No Brasil sempre se desprezou o
“modelo chileno”, se modelo existiu – o que eu não acredito – a pretexto de que
se tratava de uma economia pequena, de um abandono completo de uma suposta
vocação industrial – que todo grande país deveria ter – e de uma dependência em
alguns poucos produtos primários de exportação, e que portanto, segundo esses
críticos superficiais, estaria fadado ao fracasso inevitável. Confesso que nunca me impressionou essa história de
crítica às especializações limitadas, à falta de um projeto industrial, ou essa
outra alegação ainda mais estúpida que se prendia à pequena magnitude econômica
do país. Em termos de sucesso ou fracasso, não existem países grandes ou
pequenos, aliás sob qualquer outro critério; existem apenas políticas
econômicas que funcionam e outras que não funcionam, medidas macro e setoriais
que são de boa qualidade, e outras que são de péssima qualidade. Sob esse ponto
de vista, o Chile foi de fato um sucesso relativo, pelo menos durante certo
tempo (ou até que os socialistas resolvessem mudar algumas regras do “modelo”
anterior).
Em todo caso, qualquer país que
ofereça uma perspectiva de crescimento sustentado e de prosperidade a seu povo,
que mantenha a qualidade das políticas econômicas, macro e setoriais, pode ser
considerado um exemplo de sucesso, mas isso em seus próprios termos, dentro de
suas circunstâncias, não como receita para os demais, pois essas experiências
são sempre “irrepetíveis”, se ouso dizer. O Chile, justamente, parece que se
cansou de ser neoliberal e agora vem tentado ser um pouco mais socialista. Será
que vai dar certo? Cabe acompanhar de perto, para alguma hipótese do
experimento desandar.
Alguns acham, otimistas, que o Chile é
o caminho para o Brasil, que está cansado de ser dirigista e protecionista, e
talvez se aproxime um pouco mais de um modelo mais aberto. Liberal? Esqueçam.

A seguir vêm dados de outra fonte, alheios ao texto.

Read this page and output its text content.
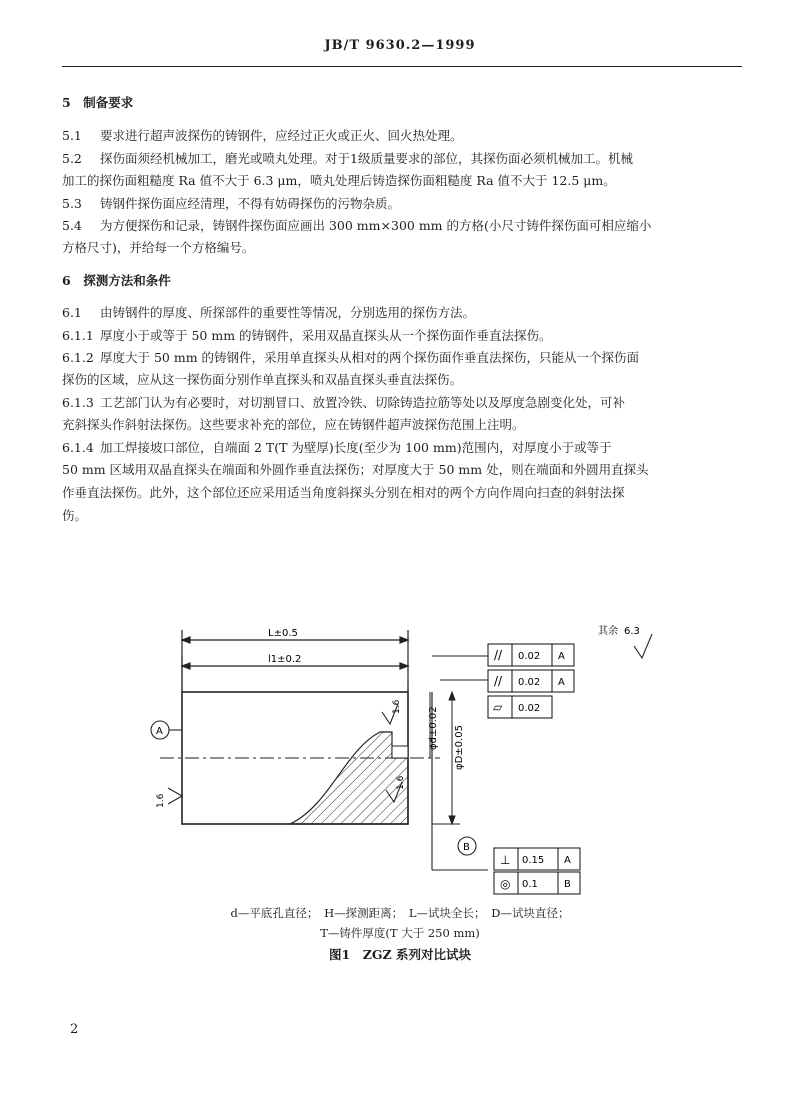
JB/T 9630.2—1999
5　制备要求
5.1 要求进行超声波探伤的铸钢件，应经过正火或正火、回火热处理。
5.2 探伤面须经机械加工，磨光或喷丸处理。对于1级质量要求的部位，其探伤面必须机械加工。机械
加工的探伤面粗糙度 Ra 值不大于 6.3 μm，喷丸处理后铸造探伤面粗糙度 Ra 值不大于 12.5 μm。
5.3 铸钢件探伤面应经清理，不得有妨碍探伤的污物杂质。
5.4 为方便探伤和记录，铸钢件探伤面应画出 300 mm×300 mm 的方格(小尺寸铸件探伤面可相应缩小
方格尺寸)，并给每一个方格编号。
6　探测方法和条件
6.1 由铸钢件的厚度、所探部件的重要性等情况，分别选用的探伤方法。
6.1.1 厚度小于或等于 50 mm 的铸钢件，采用双晶直探头从一个探伤面作垂直法探伤。
6.1.2 厚度大于 50 mm 的铸钢件，采用单直探头从相对的两个探伤面作垂直法探伤，只能从一个探伤面
探伤的区域，应从这一探伤面分别作单直探头和双晶直探头垂直法探伤。
6.1.3 工艺部门认为有必要时，对切割冒口、放置冷铁、切除铸造拉筋等处以及厚度急剧变化处，可补
充斜探头作斜射法探伤。这些要求补充的部位，应在铸钢件超声波探伤范围上注明。
6.1.4 加工焊接坡口部位，自端面 2 T(T 为壁厚)长度(至少为 100 mm)范围内，对厚度小于或等于
50 mm 区域用双晶直探头在端面和外圆作垂直法探伤；对厚度大于 50 mm 处，则在端面和外圆用直探头
作垂直法探伤。此外，这个部位还应采用适当角度斜探头分别在相对的两个方向作周向扫查的斜射法探
伤。
φd±0.02 φD±0.05
L±0.5
l1±0.2
1.6
1.6
1.6
其余 6.3
A
B
// 0.02 A
// 0.02 A
▱ 0.02
⊥ 0.15 A
◎ 0.1	B
d—平底孔直径；　H—探测距离；　L—试块全长；　D—试块直径；
T—铸件厚度(T 大于 250 mm)
图1　ZGZ 系列对比试块
2
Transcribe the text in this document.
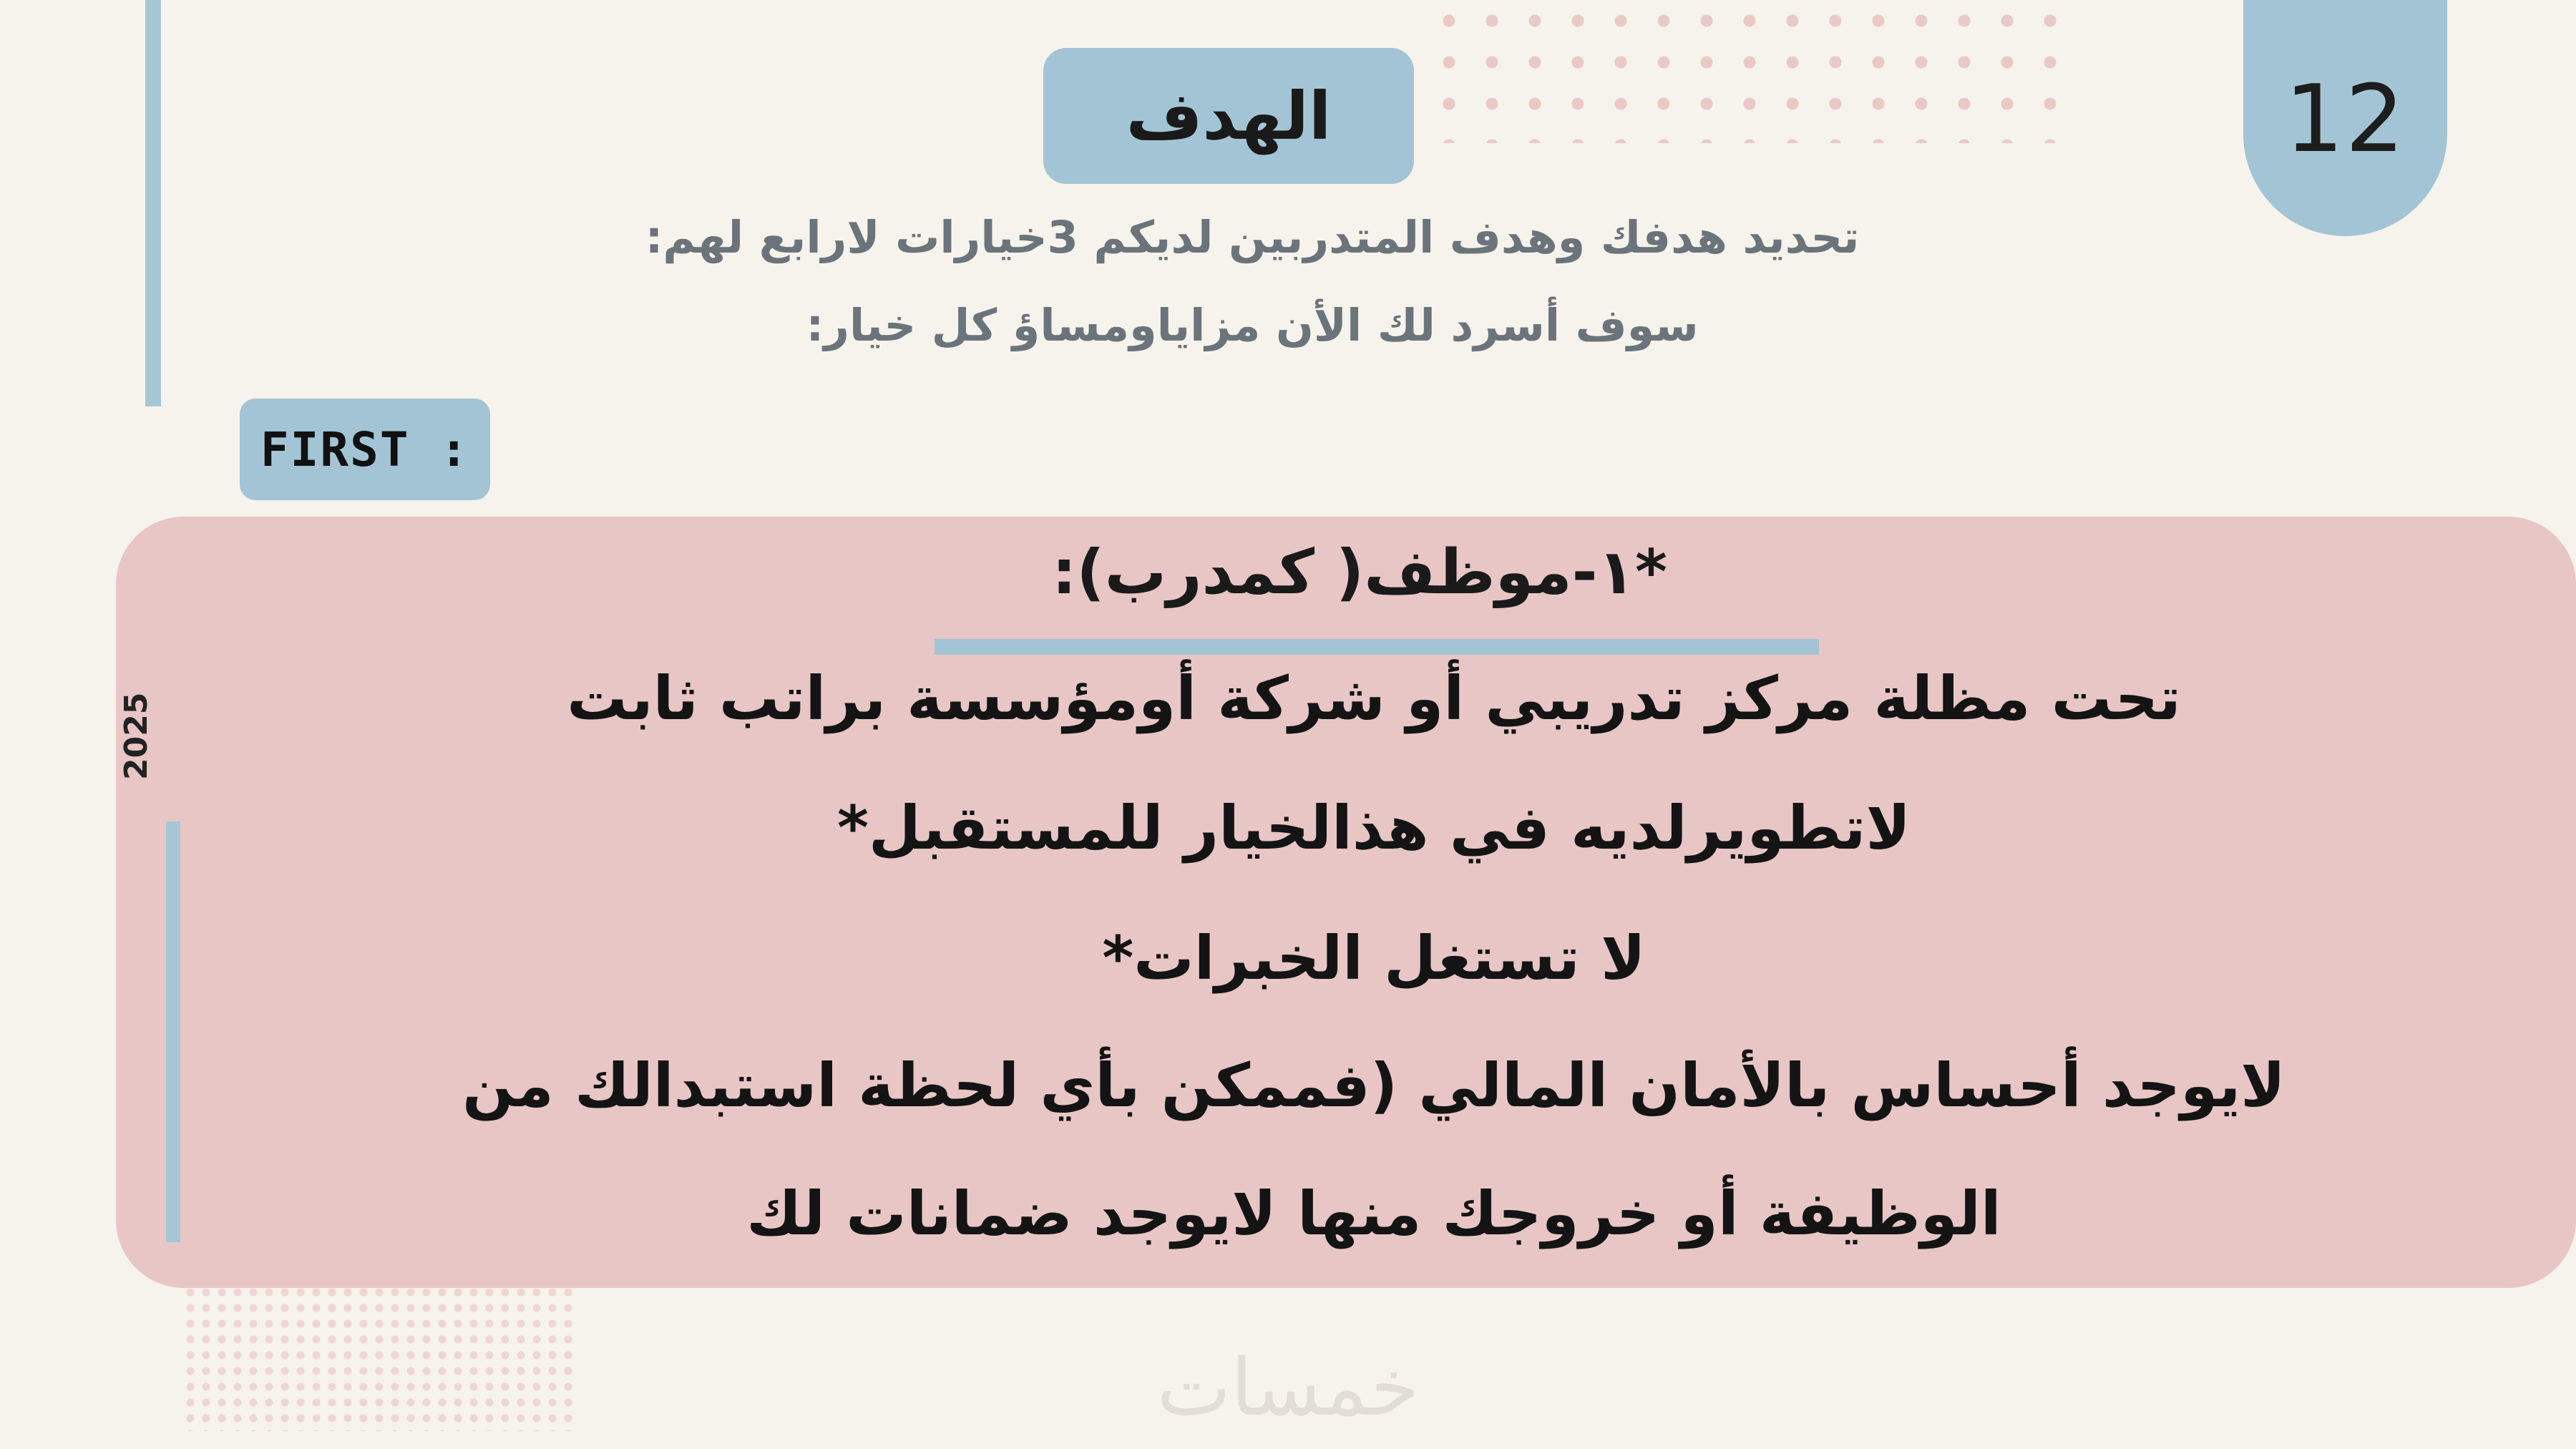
12
الهدف
تحديد هدفك وهدف المتدربين لديكم 3خيارات لارابع لهم:
سوف أسرد لك الأن مزاياومساؤ كل خيار:
FIRST :
2025
*١-موظف( كمدرب):
تحت مظلة مركز تدريبي أو شركة أومؤسسة براتب ثابت
لاتطويرلديه في هذالخيار للمستقبل*
لا تستغل الخبرات*
لايوجد أحساس بالأمان المالي (فممكن بأي لحظة استبدالك من
الوظيفة أو خروجك منها لايوجد ضمانات لك
خمسات
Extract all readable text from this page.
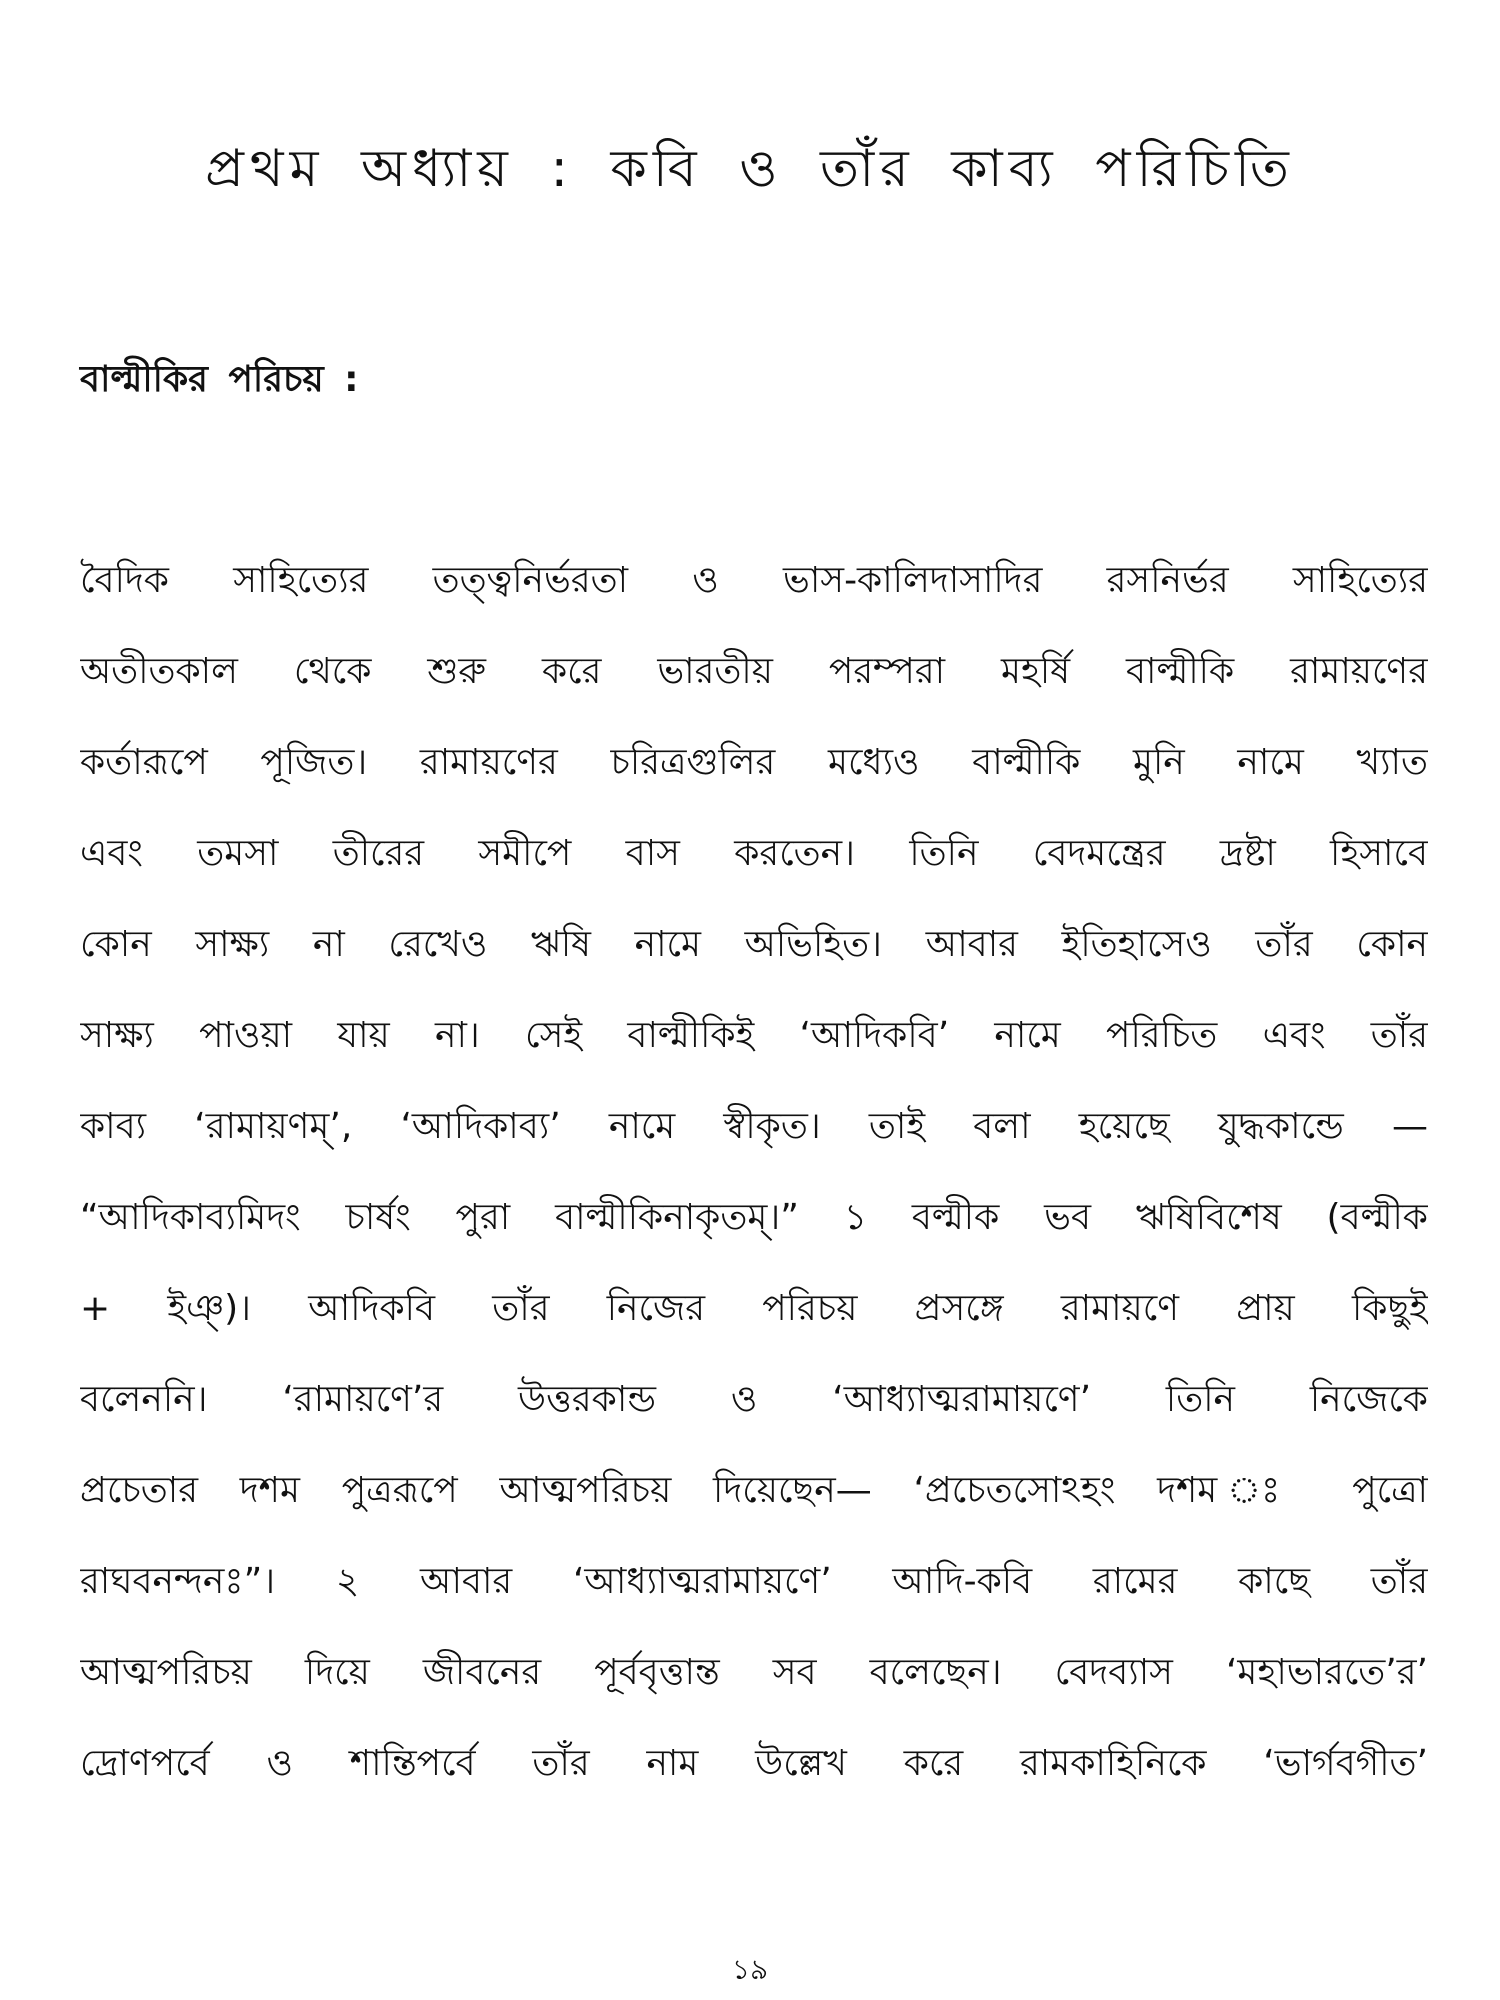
প্রথম অধ্যায় : কবি ও তাঁর কাব্য পরিচিতি
বাল্মীকির পরিচয় :
বৈদিক সাহিত্যের তত্ত্বনির্ভরতা ও ভাস-কালিদাসাদির রসনির্ভর সাহিত্যের
অতীতকাল থেকে শুরু করে ভারতীয় পরম্পরা মহর্ষি বাল্মীকি রামায়ণের
কর্তারূপে পূজিত। রামায়ণের চরিত্রগুলির মধ্যেও বাল্মীকি মুনি নামে খ্যাত
এবং তমসা তীরের সমীপে বাস করতেন। তিনি বেদমন্ত্রের দ্রষ্টা হিসাবে
কোন সাক্ষ্য না রেখেও ঋষি নামে অভিহিত। আবার ইতিহাসেও তাঁর কোন
সাক্ষ্য পাওয়া যায় না। সেই বাল্মীকিই ‘আদিকবি’ নামে পরিচিত এবং তাঁর
কাব্য ‘রামায়ণম্’, ‘আদিকাব্য’ নামে স্বীকৃত। তাই বলা হয়েছে যুদ্ধকান্ডে —
“আদিকাব্যমিদং চার্ষং পুরা বাল্মীকিনাকৃতম্।” ১ বল্মীক ভব ঋষিবিশেষ (বল্মীক
+ ইঞ্)। আদিকবি তাঁর নিজের পরিচয় প্রসঙ্গে রামায়ণে প্রায় কিছুই
বলেননি। ‘রামায়ণে’র উত্তরকান্ড ও ‘আধ্যাত্মরামায়ণে’ তিনি নিজেকে
প্রচেতার দশম পুত্ররূপে আত্মপরিচয় দিয়েছেন— ‘প্রচেতসোঽহং দশম ঃ পুত্রো
রাঘবনন্দনঃ”। ২ আবার ‘আধ্যাত্মরামায়ণে’ আদি-কবি রামের কাছে তাঁর
আত্মপরিচয় দিয়ে জীবনের পূর্ববৃত্তান্ত সব বলেছেন। বেদব্যাস ‘মহাভারতে’র’
দ্রোণপর্বে ও শান্তিপর্বে তাঁর নাম উল্লেখ করে রামকাহিনিকে ‘ভার্গবগীত’
১৯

Não há nenhum risco dessa coisa acontecer por aqui nos próximos 30 ou 40 anos.
Vamos continuar trilhando nosso pequeno e medíocre itinerário de voo de
galinha, como gostam de repetir os economistas, ou seja, crescimento
satisfatório, durante algum tempo – por autoindução, ou por empurrão da China –
e depois desabamos novamente para alguma crise fiscal ou de transações
correntes. Parece ser a nossa sina, ou pelo menos vejo isto, ao ouvir, até
enjoar, a conversa de políticos entendidos no assunto, que prometem continuar
lutando para garantir crescimento com emprego e distribuição de renda, desde
que as políticas corretas sejam aplicadas pelo governo, isto é, por eles
mesmos. Acho que não vai ser ainda desta vez...
Mas, se o Chile não é o modelo, para
nós, ou para qualquer outro país, qual seria o “bom modelo” a ser seguido? A
Coreia (do Sul, of course), a China?
Não me falem da Grécia, por favor, esse país latino-americano (malgré lui) perdido na UE. Sobra quem,
afinal? Não tenho a menor ideia, e só me resta repetir: não existem modelos
disso ou daquilo, seja de crescimento rápido, seja de desenvolvimento
“inclusivo”, seja de qualquer outra coisa. Existem apenas modelos de fracasso,
países que abusaram da irresponsabilidade emissionista, que manipularam juros e
câmbio, que cercearam a iniciativa privada, que gastaram mais do que podiam,
que se endividaram em excesso, que praticaram um protecionismo rastaquera e um
nacionalismo doentio, que descuraram da boa governança e de uma educação de
qualidade, enfim, todas essas mazelas que todos vocês conhecem muito bem.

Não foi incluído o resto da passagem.